Beat Bachs

A post on Boing Boing was the first I’d heard of Omodaka, a collaboration from a Japanese electronic musician putting out some of the most amazing videos I’ve ever seen. (You can read more about the artist on this modern Japanese music guide). He’s got six videos available on YouTube, and pretty much every one […]

A post on Boing Boing was the first I’d heard of Omodaka, a collaboration from a Japanese electronic musician putting out some of the most amazing videos I’ve ever seen. (You can read more about the artist on this modern Japanese music guide).

He’s got six videos available on YouTube, and pretty much every one is going to be something you haven’t quite seen before.

Kokiriko Bushi is a fantastic video that sums up everything distinctive about the music: a combination of 8-bit videogame music samples with traditional Japanese folk and pop vocals. (As Boing Boing points out, the track is an electronic version of a Japanese folk song).

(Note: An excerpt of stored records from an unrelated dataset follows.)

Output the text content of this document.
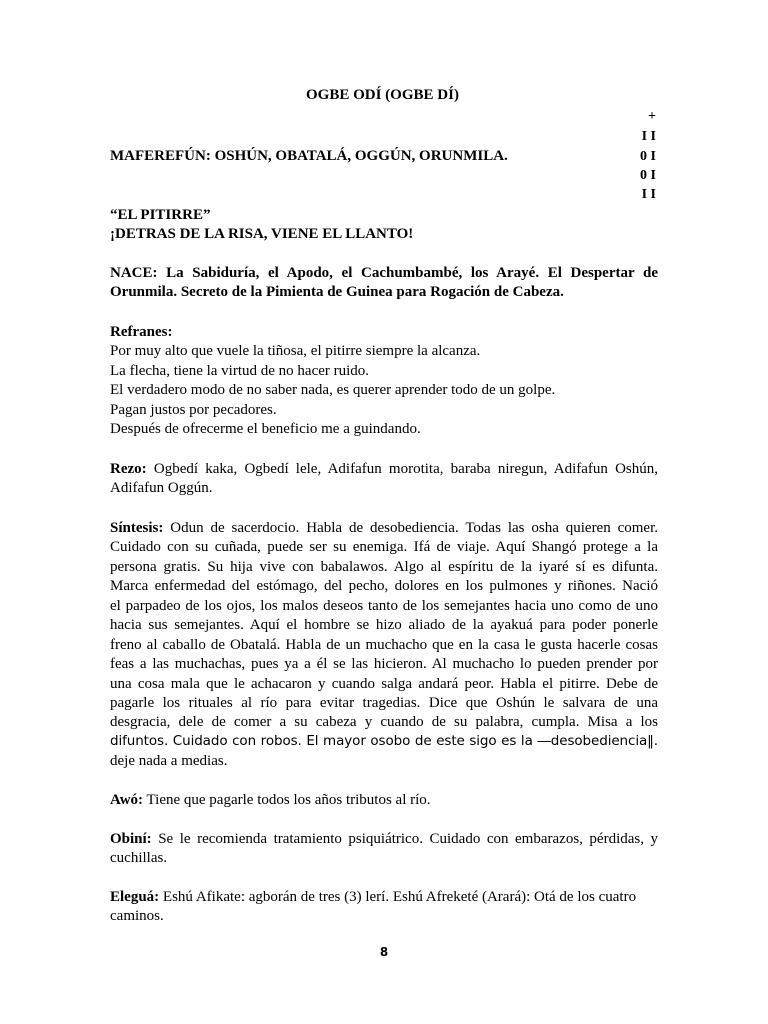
OGBE ODÍ (OGBE DÍ)
+
I I
0 I
0 I
I I
MAFEREFÚN: OSHÚN, OBATALÁ, OGGÚN, ORUNMILA.
“EL PITIRRE”
¡DETRAS DE LA RISA, VIENE EL LLANTO!
NACE: La Sabiduría, el Apodo, el Cachumbambé, los Arayé. El Despertar de
Orunmila. Secreto de la Pimienta de Guinea para Rogación de Cabeza.
Refranes:
Por muy alto que vuele la tiñosa, el pitirre siempre la alcanza.
La flecha, tiene la virtud de no hacer ruido.
El verdadero modo de no saber nada, es querer aprender todo de un golpe.
Pagan justos por pecadores.
Después de ofrecerme el beneficio me a guindando.
Rezo: Ogbedí kaka, Ogbedí lele, Adifafun morotita, baraba niregun, Adifafun Oshún,
Adifafun Oggún.
Síntesis: Odun de sacerdocio. Habla de desobediencia. Todas las osha quieren comer.
Cuidado con su cuñada, puede ser su enemiga. Ifá de viaje. Aquí Shangó protege a la
persona gratis. Su hija vive con babalawos. Algo al espíritu de la iyaré sí es difunta.
Marca enfermedad del estómago, del pecho, dolores en los pulmones y riñones. Nació
el parpadeo de los ojos, los malos deseos tanto de los semejantes hacia uno como de uno
hacia sus semejantes. Aquí el hombre se hizo aliado de la ayakuá para poder ponerle
freno al caballo de Obatalá. Habla de un muchacho que en la casa le gusta hacerle cosas
feas a las muchachas, pues ya a él se las hicieron. Al muchacho lo pueden prender por
una cosa mala que le achacaron y cuando salga andará peor. Habla el pitirre. Debe de
pagarle los rituales al río para evitar tragedias. Dice que Oshún le salvara de una
desgracia, dele de comer a su cabeza y cuando de su palabra, cumpla. Misa a los
difuntos. Cuidado con robos. El mayor osobo de este sigo es la ―desobediencia‖.
deje nada a medias.
Awó: Tiene que pagarle todos los años tributos al río.
Obiní: Se le recomienda tratamiento psiquiátrico. Cuidado con embarazos, pérdidas, y
cuchillas.
Eleguá: Eshú Afikate: agborán de tres (3) lerí. Eshú Afreketé (Arará): Otá de los cuatro
caminos.
8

I was a little surprised that my favorites were the ones that didn’t play up the retro-videogame angle. The Omodaka version of Bach’s Cantata No. 147 is just wonderful:

But my favorite (possibly my favorite music video ever) is Kyoteizinc. I love this so much I want to make another Voyager probe just so I can put this on the disc:

I’m hoping that a DVD of the videos makes it way to the US sometime, because this stuff is just amazing.

Comments

  1. Jake Avatar

    Thanks for sending this around, it’s awesome stuff. Am I allowed to say that this stuff reminds me of the better electronically-focused music in the Katamari soundtracks (listeng to the ‘kyotei daiski’ video right now), without it being wholly obvious that this and the Katamari soundtracks are maybe the only things resembling Japanese music that I’ve listened to in the last two years?

  2. Chuck Avatar

    Probably not, but it’s understandable. My knowledge of Japanese pop & electronic music is pretty limited, and at least 5 years out of date, but even an outsider can see there’s a lot of cross-pollination going on.

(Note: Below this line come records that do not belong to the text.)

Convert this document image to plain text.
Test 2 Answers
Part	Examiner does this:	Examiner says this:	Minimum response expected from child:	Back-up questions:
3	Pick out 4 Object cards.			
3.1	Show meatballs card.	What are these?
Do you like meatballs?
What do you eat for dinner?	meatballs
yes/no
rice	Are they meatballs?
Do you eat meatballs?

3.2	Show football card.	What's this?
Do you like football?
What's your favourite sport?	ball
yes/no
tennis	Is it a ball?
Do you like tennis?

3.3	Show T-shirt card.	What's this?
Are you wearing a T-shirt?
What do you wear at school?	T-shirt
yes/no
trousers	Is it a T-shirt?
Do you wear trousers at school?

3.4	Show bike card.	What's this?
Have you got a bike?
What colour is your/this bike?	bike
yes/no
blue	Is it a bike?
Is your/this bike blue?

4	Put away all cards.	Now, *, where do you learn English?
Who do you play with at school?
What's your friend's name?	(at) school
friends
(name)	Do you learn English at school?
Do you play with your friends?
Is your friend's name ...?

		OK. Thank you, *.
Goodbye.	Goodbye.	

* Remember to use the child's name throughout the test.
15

    I’ve gotten a couple of the records from Amazon, and the influences are from all over the place. Omodaka throws in the chiptune/8-bit stuff, and of course the traditional Japanese pop vocals, but I think they’re all following the same trends and pulling from the same place. Some of the samples I recognize from Pizzicato Five remixes.

    I’m still astounded by that video for Kyoteizinc, even after watching it like a billion times over the last week. It’s the first case I’ve seen where an artist’s statement wasn’t just pretentious nonsense, but it really does what it says: the “mutational fusion of music and motion graphics” from the “What is OMODAKA?” part. It really has knocked over my existing image towards a music video by a beautiful trajectory.